Хмуро киваем. Понять-то поняли, только вот такой расклад на уши не натянешь даже.

Вот почему она написала мне это. Вот почему сидит совсем одна и не ест толком ничего.

Довели маленькую, уроды. Зла не хватает.

– Булгаков, ешь, две тренировки через час, ты мне сдохнешь на двадцатой минуте.

А кусок в горло не лезет больше. Но ем, да, через силу ем, потому что реально же сдохну и по шее получу.

А вот Аленка так и не ест. Краем глаза я все-таки поглядываю. Она относит полный поднос еды и уходит из столовой самая первая.

Меня злость накрывает. Какого ж черта такой весь влюбленный Макс никак за девушку не заступился? Громче всех орал, что я их отношениям помешал, а в такой ответственный момент язык в жопу засунул. Мог бы и заступиться ради приличия. Или это месть ей такая? За то, что в койку к нему по первому зову не прыгнула?

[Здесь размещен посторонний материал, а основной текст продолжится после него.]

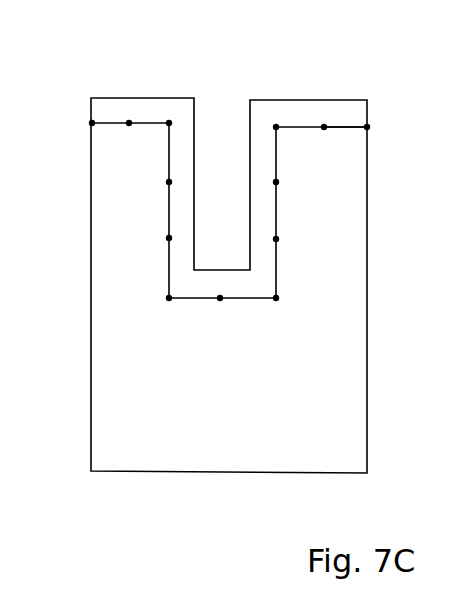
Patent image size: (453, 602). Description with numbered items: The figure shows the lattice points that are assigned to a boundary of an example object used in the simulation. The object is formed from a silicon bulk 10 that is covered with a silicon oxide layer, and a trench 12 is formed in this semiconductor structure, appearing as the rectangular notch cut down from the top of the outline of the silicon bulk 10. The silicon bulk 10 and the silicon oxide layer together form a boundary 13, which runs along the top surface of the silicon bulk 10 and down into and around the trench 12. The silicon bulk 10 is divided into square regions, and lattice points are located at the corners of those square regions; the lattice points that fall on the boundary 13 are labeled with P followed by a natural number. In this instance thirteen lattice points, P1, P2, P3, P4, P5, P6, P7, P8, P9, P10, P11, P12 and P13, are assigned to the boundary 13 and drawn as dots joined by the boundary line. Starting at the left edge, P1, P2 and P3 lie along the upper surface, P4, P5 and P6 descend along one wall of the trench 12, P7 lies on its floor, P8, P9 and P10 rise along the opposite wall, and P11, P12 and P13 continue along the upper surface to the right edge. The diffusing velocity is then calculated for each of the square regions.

The silicon bulk 10 is at (86, 415).
The trench 12 is at (354, 112).
The boundary 13 is at (342, 130).
The lattice point P1 is at (105, 138).
The lattice point P2 is at (130, 113).
The lattice point P3 is at (155, 138).
The lattice point P4 is at (152, 188).
The lattice point P5 is at (151, 245).
The lattice point P6 is at (151, 306).
The lattice point P7 is at (220, 311).
The lattice point P8 is at (292, 306).
The lattice point P9 is at (292, 248).
The lattice point P10 is at (304, 188).
The lattice point P11 is at (300, 139).
The lattice point P12 is at (327, 116).
The lattice point P13 is at (388, 139).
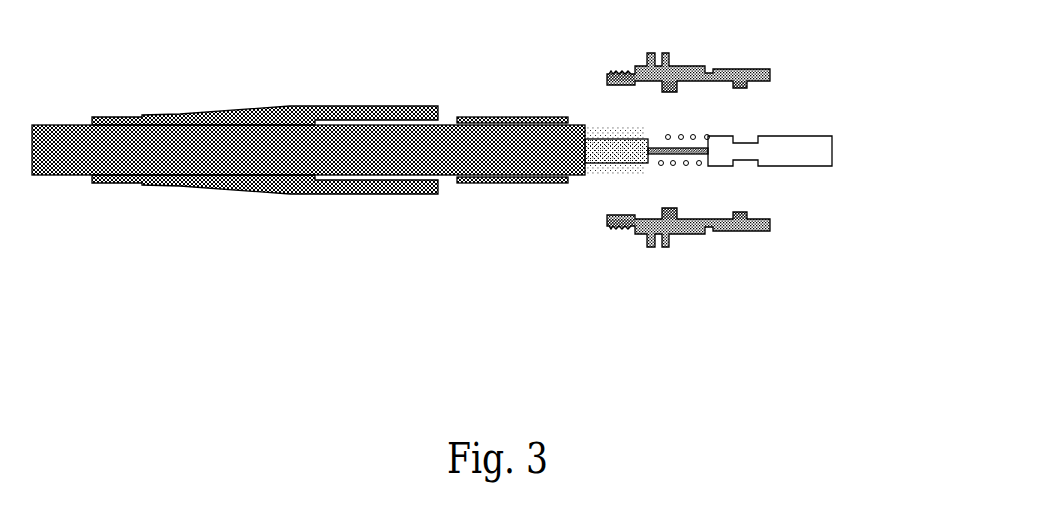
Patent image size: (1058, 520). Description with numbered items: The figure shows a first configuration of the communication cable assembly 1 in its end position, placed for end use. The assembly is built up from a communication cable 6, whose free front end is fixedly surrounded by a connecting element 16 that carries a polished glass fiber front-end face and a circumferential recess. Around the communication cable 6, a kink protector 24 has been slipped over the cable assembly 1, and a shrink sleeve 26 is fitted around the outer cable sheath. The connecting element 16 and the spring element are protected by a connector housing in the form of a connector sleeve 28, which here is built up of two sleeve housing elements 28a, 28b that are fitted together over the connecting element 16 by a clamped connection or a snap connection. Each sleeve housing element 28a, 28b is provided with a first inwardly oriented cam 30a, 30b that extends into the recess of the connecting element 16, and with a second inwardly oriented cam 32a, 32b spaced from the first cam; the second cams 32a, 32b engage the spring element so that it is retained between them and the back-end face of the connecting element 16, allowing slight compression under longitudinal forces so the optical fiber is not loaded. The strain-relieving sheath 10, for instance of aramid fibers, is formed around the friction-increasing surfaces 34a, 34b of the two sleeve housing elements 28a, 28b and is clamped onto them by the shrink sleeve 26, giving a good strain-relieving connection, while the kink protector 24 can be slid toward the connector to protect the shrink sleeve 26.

Злюсь. Сильно. Очень хочется подраться. Мы после тренировок дома с пацанами в зал ходим пару раз в неделю. Обычно грушу колотить, это всем нам надо, нервы часто сдают, вот и колотим, во избежание. Мне обычно реже всех требуется, я человек неконфликтный, вывести меня из себя сложно.

Было раньше.

Сейчас я чувствую, что метелил бы ее без остановки пару часов напролет.

А еще лучше не грушу.

Выходим из столовой, пытаюсь успокоиться немного, прогуливаюсь по территории, дышу. Очень хочу написать Аленке, но в таком состоянии лучше не буду.

Звоню ба, разговоры с ней всегда помогают. Она десять минут рассказывает мне сплетни про свою соседку, и злость немного отпускает. Да и то, что с ба все хорошо, тоже придает сил.

В итоге все-таки пишу, когда заканчиваю разговор. В любом случае нужно что-то делать, а играть в молчанку вообще не выход.


Сережа: Мне Палыч рассказал все, что было утром.

Алена: Я видела, что вы болтали. Так и поняла, что об этом.

Сережа: Что делать будем?


Я нарочно пишу «будем», чтобы она даже думать забыла о том, что я могу оставить ее в этой ситуации одну разгребать все это.


Алена: То, что я предложу, тебе не понравится.